In order to be sure which pathogen is causing the scour, samples may be submitted to the Regional Veterinary Laboratories (RVL).

The RVL surveillance report for last year is soon to be published and it is expected to demonstrate a similar pattern for causes of death that were reported in 2008.

In 2008, it was shown that Rotavirus (34pc) and Cryptosporidium (24pc) were responsible for more than half of the scour cases in calves in Ireland. Coronavirus, E coli, Salmonella spp and Coccidia were isolated in 20pc of samples received at the RVL.

It is important to detect the scouring calf early and treat accordingly as well as replacing the lost body fluid with sufficient amounts of electrolytes.

Ms Dodd added that while it may be an old cliche, prevention is better than cure, and a proper vaccination programme with the cow herd in consultation with your vet is advisable.

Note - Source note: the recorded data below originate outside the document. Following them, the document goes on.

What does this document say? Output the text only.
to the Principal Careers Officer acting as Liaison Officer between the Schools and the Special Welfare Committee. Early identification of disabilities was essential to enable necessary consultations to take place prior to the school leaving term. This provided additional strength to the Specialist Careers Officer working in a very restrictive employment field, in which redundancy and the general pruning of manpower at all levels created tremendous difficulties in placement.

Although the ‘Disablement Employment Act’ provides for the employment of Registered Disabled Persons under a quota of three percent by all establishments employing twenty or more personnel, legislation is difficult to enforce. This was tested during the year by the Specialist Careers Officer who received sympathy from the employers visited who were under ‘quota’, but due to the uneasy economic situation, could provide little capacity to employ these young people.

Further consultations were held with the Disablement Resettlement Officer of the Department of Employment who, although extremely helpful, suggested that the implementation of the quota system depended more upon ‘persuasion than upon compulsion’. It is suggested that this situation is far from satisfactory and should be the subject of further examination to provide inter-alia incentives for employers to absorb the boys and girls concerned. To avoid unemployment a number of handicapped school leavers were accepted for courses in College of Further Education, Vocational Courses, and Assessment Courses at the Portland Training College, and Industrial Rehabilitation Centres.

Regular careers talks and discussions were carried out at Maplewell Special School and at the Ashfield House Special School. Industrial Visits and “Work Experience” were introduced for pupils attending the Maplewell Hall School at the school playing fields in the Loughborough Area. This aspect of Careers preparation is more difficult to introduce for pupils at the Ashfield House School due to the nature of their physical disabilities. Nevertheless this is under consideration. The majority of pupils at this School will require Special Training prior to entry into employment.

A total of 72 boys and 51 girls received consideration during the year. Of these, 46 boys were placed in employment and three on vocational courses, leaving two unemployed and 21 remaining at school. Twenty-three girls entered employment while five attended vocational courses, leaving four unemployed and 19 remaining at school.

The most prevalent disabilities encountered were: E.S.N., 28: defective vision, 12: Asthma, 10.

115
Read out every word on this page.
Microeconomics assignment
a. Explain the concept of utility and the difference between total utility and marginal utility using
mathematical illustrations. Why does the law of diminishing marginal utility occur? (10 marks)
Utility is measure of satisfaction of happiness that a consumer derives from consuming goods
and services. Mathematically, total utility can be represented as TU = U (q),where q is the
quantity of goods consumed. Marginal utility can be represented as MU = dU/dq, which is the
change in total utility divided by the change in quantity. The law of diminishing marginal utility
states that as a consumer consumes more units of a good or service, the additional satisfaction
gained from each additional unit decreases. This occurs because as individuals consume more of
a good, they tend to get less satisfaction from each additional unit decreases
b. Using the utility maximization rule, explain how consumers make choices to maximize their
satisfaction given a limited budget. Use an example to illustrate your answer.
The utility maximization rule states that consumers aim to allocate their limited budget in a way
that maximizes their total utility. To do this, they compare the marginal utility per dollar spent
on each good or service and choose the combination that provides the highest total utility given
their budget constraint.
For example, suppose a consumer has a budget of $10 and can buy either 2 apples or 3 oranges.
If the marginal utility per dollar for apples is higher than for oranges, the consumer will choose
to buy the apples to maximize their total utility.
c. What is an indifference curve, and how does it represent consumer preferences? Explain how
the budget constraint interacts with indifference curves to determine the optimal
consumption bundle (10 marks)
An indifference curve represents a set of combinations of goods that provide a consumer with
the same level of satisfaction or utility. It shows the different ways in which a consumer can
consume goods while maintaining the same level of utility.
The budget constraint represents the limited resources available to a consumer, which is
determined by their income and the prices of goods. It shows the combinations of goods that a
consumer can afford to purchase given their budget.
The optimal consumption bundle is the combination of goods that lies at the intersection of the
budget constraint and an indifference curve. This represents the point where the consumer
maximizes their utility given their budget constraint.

With regard to the weanling, the provisions of the suckler welfare scheme have proved a strong advantage to the health status of the weanlings for export. Practising the correct weaning procedure reduces stress on the animal, and strategic meal feeding ensures that they readily adapt to the continental feeding programme. Farmers selling weanlings are advised to use an Ivermectin dose at grass to control parasites such as hoose and stomach worms. This will improve their performance before sale, along with assisting exporters to market healthy Irish weanlings to their customers abroad.